He paints in water-colors marvellous strange pictures,
visions of his brain, which he asserts that he has seen; they have great
merit. He has _seen_ the old Welsh bards on Snowdon,--he has seen the
beautifullest, the strongest, and the ugliest man, left alone from the
massacre of the Britons by the Romans, and has painted them from memory
(I have seen his paintings), and asserts them to be as good as the
figures of Raphael and Angelo, but not better, as they had precisely the
same retro-visions and prophetic visions with themself [himself]. The
painters in oil (which he will have it that neither of them practised)

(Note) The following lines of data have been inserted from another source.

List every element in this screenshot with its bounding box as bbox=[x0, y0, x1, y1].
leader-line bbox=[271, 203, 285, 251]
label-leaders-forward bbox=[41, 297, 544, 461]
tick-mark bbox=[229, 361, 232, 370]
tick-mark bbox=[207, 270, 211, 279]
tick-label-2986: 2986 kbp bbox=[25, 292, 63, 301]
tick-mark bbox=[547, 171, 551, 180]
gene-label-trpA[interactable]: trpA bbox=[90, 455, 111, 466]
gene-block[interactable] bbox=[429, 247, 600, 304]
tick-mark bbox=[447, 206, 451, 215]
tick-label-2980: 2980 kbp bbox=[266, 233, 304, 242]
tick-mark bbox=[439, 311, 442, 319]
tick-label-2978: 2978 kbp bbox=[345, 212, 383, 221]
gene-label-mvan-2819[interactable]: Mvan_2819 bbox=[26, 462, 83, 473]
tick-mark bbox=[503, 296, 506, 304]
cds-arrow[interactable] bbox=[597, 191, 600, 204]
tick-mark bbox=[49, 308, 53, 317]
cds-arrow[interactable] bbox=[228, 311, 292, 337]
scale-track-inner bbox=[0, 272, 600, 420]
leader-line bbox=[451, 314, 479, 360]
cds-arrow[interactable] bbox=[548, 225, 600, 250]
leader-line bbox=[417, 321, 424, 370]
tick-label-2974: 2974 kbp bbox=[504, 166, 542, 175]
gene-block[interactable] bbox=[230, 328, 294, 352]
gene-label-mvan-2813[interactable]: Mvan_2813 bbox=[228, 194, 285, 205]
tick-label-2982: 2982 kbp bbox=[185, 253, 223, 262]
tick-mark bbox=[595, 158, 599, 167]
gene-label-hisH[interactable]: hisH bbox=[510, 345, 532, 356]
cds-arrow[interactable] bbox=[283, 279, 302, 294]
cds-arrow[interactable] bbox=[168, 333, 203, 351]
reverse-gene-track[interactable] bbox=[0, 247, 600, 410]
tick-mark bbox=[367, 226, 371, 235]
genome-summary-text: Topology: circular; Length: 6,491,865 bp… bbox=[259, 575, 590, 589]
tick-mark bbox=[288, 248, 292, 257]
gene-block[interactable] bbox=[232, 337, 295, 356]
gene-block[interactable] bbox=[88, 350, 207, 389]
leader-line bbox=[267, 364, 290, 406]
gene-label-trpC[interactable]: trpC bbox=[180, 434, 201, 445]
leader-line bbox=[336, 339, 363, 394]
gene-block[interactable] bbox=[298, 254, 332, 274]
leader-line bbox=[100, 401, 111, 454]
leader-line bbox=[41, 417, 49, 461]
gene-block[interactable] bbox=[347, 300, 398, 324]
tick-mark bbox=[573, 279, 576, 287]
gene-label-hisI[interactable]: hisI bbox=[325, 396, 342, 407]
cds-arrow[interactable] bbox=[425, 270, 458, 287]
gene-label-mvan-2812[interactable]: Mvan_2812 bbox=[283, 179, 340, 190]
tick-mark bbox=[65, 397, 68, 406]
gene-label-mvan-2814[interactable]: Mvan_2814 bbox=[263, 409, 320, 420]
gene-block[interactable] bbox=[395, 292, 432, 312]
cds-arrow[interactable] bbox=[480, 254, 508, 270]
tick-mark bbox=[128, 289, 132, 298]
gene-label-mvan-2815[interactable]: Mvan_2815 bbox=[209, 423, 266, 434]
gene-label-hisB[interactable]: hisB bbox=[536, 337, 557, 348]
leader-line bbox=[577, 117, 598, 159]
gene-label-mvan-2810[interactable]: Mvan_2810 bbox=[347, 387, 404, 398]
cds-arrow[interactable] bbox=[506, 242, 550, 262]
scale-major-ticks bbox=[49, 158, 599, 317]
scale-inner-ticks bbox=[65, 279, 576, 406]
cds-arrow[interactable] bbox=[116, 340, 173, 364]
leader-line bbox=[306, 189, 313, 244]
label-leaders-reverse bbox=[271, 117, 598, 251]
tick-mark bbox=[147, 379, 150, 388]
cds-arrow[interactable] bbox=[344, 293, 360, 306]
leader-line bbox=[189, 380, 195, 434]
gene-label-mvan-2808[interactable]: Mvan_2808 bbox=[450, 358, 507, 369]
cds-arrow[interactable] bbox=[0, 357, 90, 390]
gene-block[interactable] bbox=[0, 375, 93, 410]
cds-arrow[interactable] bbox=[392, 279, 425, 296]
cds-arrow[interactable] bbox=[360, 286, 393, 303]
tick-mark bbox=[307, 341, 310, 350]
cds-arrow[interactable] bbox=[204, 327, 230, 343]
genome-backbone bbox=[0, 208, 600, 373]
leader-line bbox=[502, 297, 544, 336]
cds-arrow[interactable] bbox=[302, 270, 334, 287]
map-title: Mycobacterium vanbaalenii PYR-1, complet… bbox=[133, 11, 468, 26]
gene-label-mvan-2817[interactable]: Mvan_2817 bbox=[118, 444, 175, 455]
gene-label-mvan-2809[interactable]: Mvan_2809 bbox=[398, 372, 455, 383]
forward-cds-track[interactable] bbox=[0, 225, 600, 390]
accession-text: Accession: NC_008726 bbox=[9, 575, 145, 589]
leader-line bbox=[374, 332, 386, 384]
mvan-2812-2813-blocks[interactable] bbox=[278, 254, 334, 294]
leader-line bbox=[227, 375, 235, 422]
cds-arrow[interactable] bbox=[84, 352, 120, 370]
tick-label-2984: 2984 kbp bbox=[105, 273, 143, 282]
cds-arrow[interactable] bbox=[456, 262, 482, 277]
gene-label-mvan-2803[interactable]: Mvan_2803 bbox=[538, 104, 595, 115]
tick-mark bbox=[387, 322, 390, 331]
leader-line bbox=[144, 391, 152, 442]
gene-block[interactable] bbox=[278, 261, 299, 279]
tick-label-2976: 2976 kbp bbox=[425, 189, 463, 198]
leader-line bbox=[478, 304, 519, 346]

he affirms to have been the ruin of art, and affirms that all the while
he was engaged in his Welsh paintings, Titian was disturbing him,--
Titian the Ill Genius of Oil Painting. His pictures--one in particular,
the Canterbury Pilgrims, far above Stothard--have great merit, but hard,
dry, yet with grace. He has written a Catalogue of them, with a most
spirited criticism on Chaucer, but mystical and full of vision. His
poems have been sold hitherto only in manuscript. I never read them; but
a friend at my desire procured the "Sweep Song." There is one to a
tiger, which I have heard recited, beginning,--
"Tiger, Tiger, burning bright,
Thro' the deserts of the night,"
which is glorious, but, alas! I have not the book; for the man is flown,
whither I know not,--to Hades or a madhouse.